In my workload that's exactly when it hits.

We ran into this when sharing different parts of a huge matrix with different workers. We had to be extra careful that we did not create new references in the subprocesses. We were operating at scale where if we got it wrong OOM will kill us.

Working with memory mapped arrays are more forgiving.

[lozenge]

You can call gc.freeze that effectively sets all reference counts to infinity.

[srean]

Yes! thanks, that slipped my mind

[devxpy]

Performance doesn't equal Better software.

In fact, I think Performance centric development is a lesser known evil.

> have all your data before creating your processes/pool

Zproc exposes the required API for this (Nothing new, just the python API) :)

https://zproc.readthedocs.io/en/latest/api.html#zproc.Proces... (args and kwargs)

> a massive dataset

Wouldn't you be better off using a Database for that kind of work?

> Because of copy-on-write fork magic, many multiprocessing configurations (including the default) can "send" that data to child processes in constant time

Any resources on how to implement that?

[zbentley]

> Any resources on how to implement that?

  big_data = read_huge_binary_or_string()

  def process_range(rng):
    start, end = rng
    do_something(big_data[start:end])

  pool = multiprocesing.Pool(2)
  pool.map(process_range, [
    (0, 10000),
    (10001, len(big_data),
  ])

[devxpy]

Also, after doing some research:

The `multiprocessing.Pool` uses a `multiprocessing.Queue` in the background to retrieve the results after completion.

The `multiprocessing.Queue` in turn uses `multiprocessing.connection.Pipe` and sends the pickled objects over to the wire.

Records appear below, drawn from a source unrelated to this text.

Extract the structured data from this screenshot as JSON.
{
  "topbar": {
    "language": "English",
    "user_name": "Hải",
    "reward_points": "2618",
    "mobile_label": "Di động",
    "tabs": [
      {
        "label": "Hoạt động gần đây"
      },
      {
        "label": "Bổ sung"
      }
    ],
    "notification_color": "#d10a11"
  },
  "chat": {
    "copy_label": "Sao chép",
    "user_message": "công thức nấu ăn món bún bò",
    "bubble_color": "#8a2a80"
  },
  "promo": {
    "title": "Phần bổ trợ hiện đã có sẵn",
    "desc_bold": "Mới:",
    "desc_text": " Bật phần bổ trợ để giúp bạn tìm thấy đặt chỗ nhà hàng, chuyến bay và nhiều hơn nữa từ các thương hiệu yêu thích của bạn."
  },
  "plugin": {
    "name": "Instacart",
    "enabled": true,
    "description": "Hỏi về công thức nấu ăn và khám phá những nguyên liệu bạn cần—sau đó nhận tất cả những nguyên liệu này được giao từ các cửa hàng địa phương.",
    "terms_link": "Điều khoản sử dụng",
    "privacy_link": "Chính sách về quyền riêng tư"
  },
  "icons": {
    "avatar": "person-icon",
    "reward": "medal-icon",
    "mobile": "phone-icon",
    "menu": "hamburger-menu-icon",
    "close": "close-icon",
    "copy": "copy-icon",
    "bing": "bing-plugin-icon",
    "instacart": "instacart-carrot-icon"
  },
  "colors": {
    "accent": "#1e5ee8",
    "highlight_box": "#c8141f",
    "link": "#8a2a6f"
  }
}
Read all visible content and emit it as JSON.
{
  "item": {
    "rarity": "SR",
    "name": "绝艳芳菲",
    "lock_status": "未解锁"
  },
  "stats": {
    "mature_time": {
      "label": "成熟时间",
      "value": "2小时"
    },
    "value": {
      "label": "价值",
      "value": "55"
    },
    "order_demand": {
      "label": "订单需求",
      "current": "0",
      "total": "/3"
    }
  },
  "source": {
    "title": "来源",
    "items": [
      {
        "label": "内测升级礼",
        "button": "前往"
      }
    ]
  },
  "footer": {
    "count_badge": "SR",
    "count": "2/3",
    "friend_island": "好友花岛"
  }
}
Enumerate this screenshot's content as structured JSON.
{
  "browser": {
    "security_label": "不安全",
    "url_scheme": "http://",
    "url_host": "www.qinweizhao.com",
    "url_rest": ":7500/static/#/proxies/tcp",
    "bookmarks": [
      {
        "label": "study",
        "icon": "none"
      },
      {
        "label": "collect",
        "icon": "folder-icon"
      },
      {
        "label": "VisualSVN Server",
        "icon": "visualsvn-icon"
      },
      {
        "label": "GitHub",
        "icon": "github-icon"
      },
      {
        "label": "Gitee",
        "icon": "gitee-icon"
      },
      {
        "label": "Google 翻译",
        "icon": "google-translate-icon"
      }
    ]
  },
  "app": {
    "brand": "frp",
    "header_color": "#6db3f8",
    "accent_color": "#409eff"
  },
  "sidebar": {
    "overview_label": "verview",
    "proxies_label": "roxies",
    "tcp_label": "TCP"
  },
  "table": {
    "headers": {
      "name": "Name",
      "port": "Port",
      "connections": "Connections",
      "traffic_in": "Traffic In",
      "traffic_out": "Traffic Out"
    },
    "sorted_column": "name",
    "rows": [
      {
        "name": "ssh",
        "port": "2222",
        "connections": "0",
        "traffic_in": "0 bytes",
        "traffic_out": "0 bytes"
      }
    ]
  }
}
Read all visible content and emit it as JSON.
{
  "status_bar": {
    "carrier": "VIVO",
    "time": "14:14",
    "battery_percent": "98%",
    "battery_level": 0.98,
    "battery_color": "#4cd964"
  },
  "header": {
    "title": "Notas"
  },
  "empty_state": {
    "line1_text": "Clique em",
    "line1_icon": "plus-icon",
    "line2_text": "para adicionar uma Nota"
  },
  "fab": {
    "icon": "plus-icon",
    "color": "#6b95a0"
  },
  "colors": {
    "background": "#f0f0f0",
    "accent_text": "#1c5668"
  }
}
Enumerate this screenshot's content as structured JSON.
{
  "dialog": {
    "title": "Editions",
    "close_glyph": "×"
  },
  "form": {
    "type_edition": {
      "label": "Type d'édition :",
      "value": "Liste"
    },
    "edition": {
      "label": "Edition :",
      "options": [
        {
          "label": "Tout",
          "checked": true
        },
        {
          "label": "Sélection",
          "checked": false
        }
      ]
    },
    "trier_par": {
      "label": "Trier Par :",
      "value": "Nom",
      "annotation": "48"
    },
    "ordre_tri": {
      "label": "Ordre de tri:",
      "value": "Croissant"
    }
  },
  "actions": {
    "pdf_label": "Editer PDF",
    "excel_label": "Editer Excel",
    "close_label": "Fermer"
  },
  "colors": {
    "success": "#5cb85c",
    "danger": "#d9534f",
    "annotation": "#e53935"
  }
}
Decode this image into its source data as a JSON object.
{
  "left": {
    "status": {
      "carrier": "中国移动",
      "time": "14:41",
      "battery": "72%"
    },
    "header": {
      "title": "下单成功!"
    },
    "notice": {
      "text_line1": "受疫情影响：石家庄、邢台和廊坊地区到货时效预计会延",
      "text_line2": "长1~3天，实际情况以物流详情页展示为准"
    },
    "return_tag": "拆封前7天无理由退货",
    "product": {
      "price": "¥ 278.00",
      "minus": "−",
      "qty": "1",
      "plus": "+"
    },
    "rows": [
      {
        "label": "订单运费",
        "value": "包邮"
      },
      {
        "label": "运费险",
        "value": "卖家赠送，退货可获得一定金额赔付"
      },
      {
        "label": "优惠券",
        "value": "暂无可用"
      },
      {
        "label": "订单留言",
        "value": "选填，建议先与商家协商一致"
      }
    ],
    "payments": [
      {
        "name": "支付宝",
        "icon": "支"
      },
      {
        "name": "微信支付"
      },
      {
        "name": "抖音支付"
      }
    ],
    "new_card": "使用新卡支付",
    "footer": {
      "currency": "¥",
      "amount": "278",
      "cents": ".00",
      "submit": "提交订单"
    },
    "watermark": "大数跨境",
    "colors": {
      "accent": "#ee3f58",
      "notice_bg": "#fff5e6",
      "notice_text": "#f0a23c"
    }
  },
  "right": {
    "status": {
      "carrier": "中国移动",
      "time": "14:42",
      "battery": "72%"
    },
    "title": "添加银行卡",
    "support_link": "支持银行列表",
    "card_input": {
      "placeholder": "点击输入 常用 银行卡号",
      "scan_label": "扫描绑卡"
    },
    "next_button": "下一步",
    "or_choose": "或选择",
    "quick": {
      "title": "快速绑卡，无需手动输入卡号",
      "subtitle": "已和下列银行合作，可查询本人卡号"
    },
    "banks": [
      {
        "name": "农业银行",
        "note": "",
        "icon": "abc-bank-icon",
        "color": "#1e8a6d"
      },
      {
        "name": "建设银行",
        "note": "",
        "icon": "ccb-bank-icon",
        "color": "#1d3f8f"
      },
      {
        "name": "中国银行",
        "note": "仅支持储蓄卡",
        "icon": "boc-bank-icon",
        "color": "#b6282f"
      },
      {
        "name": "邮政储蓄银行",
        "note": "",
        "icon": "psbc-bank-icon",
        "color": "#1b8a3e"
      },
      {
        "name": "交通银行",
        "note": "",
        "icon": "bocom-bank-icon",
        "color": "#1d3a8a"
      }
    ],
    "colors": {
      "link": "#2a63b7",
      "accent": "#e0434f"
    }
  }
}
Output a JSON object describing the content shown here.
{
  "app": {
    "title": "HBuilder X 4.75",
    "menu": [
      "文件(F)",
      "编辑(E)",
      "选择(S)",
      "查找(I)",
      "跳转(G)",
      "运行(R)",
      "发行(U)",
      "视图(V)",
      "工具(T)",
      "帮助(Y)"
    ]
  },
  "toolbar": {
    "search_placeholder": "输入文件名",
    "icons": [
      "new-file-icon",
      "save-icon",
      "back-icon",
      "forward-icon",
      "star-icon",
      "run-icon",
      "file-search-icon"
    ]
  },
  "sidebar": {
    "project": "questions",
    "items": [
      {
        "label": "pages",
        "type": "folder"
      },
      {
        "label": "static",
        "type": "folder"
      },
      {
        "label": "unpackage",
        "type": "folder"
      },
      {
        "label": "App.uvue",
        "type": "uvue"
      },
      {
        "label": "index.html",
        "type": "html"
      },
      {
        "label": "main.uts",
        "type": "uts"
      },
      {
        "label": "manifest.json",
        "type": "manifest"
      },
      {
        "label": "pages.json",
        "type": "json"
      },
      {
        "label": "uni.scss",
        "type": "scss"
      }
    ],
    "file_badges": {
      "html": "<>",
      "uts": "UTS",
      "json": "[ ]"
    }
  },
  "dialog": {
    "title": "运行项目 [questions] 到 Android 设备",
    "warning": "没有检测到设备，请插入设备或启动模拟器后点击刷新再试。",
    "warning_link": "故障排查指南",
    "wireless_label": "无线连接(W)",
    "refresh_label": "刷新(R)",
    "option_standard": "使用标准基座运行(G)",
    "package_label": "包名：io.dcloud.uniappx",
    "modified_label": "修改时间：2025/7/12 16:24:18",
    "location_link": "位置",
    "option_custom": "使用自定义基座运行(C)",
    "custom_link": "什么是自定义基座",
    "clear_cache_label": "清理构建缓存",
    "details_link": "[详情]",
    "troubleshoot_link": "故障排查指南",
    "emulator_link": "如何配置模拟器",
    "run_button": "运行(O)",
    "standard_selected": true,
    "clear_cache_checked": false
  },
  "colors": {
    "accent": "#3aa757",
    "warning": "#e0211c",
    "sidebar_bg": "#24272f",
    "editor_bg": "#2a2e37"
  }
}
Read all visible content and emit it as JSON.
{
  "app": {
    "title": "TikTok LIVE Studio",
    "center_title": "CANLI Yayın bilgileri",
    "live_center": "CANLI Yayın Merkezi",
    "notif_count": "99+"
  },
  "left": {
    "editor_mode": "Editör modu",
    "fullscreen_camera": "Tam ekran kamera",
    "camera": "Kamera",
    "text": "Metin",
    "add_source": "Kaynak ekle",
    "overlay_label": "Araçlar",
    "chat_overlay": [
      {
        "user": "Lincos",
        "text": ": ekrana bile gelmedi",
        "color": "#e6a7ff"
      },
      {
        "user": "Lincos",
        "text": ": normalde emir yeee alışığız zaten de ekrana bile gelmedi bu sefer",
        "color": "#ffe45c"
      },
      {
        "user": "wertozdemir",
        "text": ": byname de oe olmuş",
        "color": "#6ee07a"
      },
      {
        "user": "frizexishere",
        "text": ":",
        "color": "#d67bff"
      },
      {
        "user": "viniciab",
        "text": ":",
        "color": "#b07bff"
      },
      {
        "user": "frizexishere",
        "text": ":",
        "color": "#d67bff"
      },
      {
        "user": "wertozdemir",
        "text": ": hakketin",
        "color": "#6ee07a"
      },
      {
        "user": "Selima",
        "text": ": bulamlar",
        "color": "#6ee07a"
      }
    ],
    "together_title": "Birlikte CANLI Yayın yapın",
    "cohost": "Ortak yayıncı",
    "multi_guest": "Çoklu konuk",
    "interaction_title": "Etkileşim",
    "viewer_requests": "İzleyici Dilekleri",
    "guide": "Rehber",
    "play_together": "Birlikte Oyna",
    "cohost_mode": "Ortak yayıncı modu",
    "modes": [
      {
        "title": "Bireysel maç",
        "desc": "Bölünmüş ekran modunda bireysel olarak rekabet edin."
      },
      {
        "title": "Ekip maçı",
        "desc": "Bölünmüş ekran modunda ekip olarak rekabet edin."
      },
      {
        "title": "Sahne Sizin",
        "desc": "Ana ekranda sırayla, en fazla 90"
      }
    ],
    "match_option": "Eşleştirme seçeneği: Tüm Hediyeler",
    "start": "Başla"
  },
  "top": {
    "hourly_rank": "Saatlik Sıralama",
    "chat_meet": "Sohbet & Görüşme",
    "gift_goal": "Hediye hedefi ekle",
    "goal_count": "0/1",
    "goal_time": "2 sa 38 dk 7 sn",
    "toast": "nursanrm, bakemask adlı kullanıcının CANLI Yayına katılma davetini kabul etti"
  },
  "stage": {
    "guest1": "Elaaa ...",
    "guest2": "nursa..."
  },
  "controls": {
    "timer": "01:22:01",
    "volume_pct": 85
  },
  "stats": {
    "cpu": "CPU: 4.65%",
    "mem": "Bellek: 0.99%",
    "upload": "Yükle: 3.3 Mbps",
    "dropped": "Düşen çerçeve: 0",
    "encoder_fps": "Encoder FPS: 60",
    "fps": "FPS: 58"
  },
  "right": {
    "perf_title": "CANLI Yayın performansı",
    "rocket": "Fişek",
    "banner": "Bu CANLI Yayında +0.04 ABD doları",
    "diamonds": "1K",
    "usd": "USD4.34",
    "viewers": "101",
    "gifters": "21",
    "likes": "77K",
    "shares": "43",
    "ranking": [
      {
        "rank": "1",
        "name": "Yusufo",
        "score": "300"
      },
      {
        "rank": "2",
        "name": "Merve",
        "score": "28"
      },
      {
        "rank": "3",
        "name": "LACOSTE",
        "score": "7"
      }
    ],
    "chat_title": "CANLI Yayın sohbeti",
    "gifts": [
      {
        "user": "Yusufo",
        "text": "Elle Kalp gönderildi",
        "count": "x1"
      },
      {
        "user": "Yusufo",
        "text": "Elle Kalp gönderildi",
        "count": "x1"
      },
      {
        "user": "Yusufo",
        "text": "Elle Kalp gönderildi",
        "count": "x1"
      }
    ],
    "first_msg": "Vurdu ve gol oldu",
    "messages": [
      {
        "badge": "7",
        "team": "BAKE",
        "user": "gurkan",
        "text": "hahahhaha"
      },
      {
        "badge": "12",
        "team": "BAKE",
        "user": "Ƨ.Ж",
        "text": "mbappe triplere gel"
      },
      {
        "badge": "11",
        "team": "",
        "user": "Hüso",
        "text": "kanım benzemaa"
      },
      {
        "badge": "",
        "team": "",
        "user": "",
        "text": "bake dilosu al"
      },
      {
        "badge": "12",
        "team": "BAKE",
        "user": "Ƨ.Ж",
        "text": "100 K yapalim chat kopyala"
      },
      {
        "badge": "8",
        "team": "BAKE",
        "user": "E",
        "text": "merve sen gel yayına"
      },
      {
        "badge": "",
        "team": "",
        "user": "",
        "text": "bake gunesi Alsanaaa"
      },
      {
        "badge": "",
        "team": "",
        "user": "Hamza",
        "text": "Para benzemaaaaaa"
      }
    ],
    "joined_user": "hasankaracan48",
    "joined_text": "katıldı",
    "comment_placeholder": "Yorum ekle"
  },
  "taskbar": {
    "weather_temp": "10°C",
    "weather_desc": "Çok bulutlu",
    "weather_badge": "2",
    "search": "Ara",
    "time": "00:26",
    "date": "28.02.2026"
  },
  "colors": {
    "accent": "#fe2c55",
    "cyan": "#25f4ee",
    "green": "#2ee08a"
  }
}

So I don't see how this is any better than ZMQ.

Just because stuff has an API that doesn't look like message passing doesn't mean it can't be doing that in the background. Which is funny, because that's the whole point of ZProc.

I realize the subtle difference that Cpython uses pipes, not sockets, unlike ZMQ. But that doesn't really make a difference now, does it?

Proof:

Process Pool worker, returning the result by using `outqueue.put()`

https://github.com/python/cpython/blob/86b89916d1b0a26c1e77f...

multiprocessing Queue, initializing a Pipe

https://github.com/python/cpython/blob/86b89916d1b0a26c1e77f...

multiprocessing Queue serializing data to send it using that Pipe

https://github.com/python/cpython/blob/86b89916d1b0a26c1e77f...

[zbentley]

No pipes or queues are used as part of the example code above. It transfers the large piece of data without serialization.

The point of the original post is that MP lets you do more than just serialize/ship data around after pool start time; there are substantial optimizations you can do if you know lots of the data you need to process early on.

[devxpy]

Right, that only concerns sending data at startup, which both Python (and zproc) already do.

I thought you were talking about sending data to child processes in constant* time, while it was running.